The Qatar Investment Authority will purchase a minority stake in Monumental Sports and Entertainment, which owns the Washington Capitals, Washington Wizards, and Washington Mystics. With the sale, QIA will become the first sovereign wealth fund to invest in American pro sports.
QIA will purchase roughly a 5% share of the organization in a deal that values MSE at $4.05 billion.
The news was first reported by Sportico’s Scott Soshnick and Eben Novy-Williams.
As a sovereign wealth fund, QIA is entirely owned by the government of Qatar, which has increasingly invested in sports over recent years. The country hosted the 2022 World Cup amidst significant controversy, while another Qatari fund owns stakes in multiple European soccer clubs.
That increased presence in sports comes alongside significant concerns about human rights in the country. Most of Qatar’s population and almost all of its workforce consists of migrant workers who are regularly unpaid or underpaid and cannot leave their job or the country without their employer’s permission.
Between 2010 and 2021, more than 6,500 migrant workers died in the country. Qatar also has a notoriously poor record of human rights abuses against LGBTQ+ people. However, presence in international sports has served to help the country improve its reputation on the international stage.
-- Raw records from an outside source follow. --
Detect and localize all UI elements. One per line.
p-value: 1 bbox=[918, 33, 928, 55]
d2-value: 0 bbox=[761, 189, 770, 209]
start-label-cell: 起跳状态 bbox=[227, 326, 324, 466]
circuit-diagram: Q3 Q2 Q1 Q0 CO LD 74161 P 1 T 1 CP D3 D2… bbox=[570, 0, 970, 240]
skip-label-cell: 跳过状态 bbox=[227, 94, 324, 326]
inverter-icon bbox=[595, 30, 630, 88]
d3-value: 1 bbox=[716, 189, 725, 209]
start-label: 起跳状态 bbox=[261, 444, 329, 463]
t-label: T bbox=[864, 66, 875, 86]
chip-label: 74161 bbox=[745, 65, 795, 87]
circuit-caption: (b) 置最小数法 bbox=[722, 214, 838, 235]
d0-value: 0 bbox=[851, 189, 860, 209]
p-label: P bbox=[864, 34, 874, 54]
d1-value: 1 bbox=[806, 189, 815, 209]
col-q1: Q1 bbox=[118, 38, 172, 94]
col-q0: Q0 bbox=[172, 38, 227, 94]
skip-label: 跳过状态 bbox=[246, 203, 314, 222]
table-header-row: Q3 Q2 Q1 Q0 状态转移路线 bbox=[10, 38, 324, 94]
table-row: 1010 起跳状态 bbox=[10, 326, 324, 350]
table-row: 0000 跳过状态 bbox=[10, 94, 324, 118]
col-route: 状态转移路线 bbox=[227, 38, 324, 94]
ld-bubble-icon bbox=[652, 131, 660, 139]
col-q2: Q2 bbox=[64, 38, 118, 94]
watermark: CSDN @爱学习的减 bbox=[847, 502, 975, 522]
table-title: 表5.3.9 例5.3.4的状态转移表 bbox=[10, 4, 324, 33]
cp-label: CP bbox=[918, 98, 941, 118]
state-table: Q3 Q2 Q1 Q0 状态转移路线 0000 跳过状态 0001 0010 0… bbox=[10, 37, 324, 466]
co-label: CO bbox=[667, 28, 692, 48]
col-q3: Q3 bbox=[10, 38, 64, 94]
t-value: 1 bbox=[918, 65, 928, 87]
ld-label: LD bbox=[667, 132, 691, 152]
Both the NHL and NBA will need to approve the deal. Per The Athletic, the NHL’s executive committee — which includes MSE majority owner Ted Leonsis — has already approved the sale.
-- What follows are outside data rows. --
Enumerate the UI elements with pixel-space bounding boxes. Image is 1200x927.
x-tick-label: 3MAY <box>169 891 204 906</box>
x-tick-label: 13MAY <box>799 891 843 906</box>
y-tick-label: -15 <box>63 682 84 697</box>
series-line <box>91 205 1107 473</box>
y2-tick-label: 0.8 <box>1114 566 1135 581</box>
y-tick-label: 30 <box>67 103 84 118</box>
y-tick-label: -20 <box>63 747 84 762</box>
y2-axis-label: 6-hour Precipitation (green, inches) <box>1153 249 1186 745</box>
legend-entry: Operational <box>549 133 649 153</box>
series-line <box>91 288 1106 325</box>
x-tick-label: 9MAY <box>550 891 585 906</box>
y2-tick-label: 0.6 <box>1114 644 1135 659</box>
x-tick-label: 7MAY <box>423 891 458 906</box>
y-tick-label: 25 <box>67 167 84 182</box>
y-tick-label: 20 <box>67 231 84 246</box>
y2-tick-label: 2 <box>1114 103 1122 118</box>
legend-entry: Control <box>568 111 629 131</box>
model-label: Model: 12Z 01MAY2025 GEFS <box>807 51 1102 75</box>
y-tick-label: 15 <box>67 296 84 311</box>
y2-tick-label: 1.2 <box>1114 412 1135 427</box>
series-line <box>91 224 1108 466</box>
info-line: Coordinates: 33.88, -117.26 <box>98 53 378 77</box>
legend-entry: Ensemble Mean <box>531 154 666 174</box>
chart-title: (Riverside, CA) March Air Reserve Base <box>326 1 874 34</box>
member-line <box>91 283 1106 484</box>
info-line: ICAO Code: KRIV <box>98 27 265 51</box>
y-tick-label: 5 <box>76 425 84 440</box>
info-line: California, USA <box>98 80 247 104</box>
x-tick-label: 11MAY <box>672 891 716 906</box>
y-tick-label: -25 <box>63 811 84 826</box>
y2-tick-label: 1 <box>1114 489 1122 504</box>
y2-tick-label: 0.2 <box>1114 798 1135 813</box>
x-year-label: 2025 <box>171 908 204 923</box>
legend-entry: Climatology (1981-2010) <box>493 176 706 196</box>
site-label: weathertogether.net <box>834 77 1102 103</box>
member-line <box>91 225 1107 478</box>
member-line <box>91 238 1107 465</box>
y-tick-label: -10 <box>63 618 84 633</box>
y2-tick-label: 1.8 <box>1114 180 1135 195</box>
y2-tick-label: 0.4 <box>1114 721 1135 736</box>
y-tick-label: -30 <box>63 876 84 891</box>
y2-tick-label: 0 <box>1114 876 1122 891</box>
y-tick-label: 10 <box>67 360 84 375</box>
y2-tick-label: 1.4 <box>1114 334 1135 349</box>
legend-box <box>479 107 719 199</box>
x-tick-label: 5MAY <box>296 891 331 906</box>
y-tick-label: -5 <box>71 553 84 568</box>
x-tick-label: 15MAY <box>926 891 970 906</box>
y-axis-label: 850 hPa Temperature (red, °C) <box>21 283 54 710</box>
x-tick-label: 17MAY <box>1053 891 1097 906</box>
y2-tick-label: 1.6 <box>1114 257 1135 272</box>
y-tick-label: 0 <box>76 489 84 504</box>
The NBA only recently allowed sovereign funds to own “passive, non-controlling, minority investments” in teams, NBA spokesman Mike Bass told Sportico, adding that the NBA is currently reviewing the proposed QIA deal.
NBA commissioner Adam Silver spoke about foreign investment in teams in early June, prior to the news of QIA’s involvement with MSE. During an episode of the Dan Patrick Show, Silver rejected concerns about accepting investments from nations with poor human rights records, instead framing it as positive for the community:
I hear the comments about sport washing. On the other hand: you’re talking about it, others are talking about it. It’s not as if some errant golfer can say one thing about his reaction to Saudi Arabia investing in golf and that’s left at that. I think people are pretty sophisticated.
The same way, the World Cup–the football World Cup, soccer World Cup–brought enormous attention to Qatar. I think people learn about these countries, learn about what’s happening in the world in ways they otherwise wouldn’t.
So I think the media does its job, but at the end of the day I also think, now talking specifically about the NBA, where we’re such a global sport, I think people are a little too dismissive these days about the benefits that come from the commonality around sports.
With a sport like basketball, our finals are distributed virtually everywhere in the world. The sport is played everywhere in the world. It’s an opportunity to bring people together.
News of the sale comes the day after MSE announced a rebrand of regional sports network NBC Sports Washington, which will become Monumental Sports Network. Monumental has been the sole owner of the network since last August.